– Что значит – мешает развитию личности? – перебивает его другой. – Развитию моей личности ничего не может помешать…
* * *
Из окна квартиры на высоком этаже виден большой кусок города: районы многоэтажек, улицы с машинами, вдалеке – дымящие трубы комбината.
На разложенном диване лежат Стас и Женя. Стас – смуглый, мускулистый, лет сорока – курит. Женя вылезает из-под покрывала, встает, голая подходит к окну, шлепая босыми ногами по половицам. Она невысокого роста, с длинными светлыми волосами и татуировкой-бабочкой у левой лопатки.
Женя смотрит в окно, прилепившись лбом к стеклу, разворачивается, возвращается, садится на диван.
– Слушай, ты мне никогда не ответил конкретно на вопрос: зачем ты уехал? Тебя ищут, ты прячешься?
– Значит, ты хотела бы, чтобы я никогда не приехал сюда и мы никогда бы не встретились?

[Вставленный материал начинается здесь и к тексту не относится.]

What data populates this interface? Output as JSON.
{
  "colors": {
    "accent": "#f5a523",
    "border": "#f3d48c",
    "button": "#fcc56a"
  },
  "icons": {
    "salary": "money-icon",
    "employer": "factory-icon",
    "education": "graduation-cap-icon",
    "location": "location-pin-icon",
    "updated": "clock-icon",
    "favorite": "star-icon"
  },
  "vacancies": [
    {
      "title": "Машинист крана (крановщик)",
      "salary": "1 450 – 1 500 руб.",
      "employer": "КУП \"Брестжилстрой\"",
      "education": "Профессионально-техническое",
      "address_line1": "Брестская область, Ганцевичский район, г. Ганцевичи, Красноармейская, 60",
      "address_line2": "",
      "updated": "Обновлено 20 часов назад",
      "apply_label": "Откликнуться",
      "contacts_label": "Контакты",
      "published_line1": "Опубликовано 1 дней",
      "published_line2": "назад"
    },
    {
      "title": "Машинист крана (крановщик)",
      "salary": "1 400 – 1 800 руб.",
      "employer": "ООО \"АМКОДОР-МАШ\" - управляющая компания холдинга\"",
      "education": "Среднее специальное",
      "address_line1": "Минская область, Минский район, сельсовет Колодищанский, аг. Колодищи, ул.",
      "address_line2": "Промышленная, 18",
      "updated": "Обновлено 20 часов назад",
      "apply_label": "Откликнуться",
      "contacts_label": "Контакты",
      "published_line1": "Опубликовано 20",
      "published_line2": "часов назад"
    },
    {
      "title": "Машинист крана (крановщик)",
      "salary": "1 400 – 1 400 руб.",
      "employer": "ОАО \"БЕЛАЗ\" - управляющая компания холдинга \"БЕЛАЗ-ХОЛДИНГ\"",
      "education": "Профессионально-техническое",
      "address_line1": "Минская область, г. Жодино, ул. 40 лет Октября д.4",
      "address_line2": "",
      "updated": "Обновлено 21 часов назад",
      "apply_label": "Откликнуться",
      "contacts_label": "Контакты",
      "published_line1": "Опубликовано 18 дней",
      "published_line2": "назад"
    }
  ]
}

– Не говори только глупостей, ладно? Я просто хочу побольше узнать про тебя. Что в этом плохого?
– Ничего. Но ты знаешь – есть вещи, о которых я говорить не люблю, а ты теребишь, теребишь их…
– Нет, ты, конечно, не обижайся – но мне правда интересно… Так почему ты уехал? Это действительно было опасно, или ты просто не хотел оставаться там после того, как завязал?
– Можно сказать и так.
– Что так? Что не хотел там оставаться?
Стас кивает, дотягивается до пепельницы, давит в ней сигарету.
– А тебе не скучно сейчас? – Женя смотрит на Стаса.
– Что значит – скучно? Я всегда нахожу, чем заняться…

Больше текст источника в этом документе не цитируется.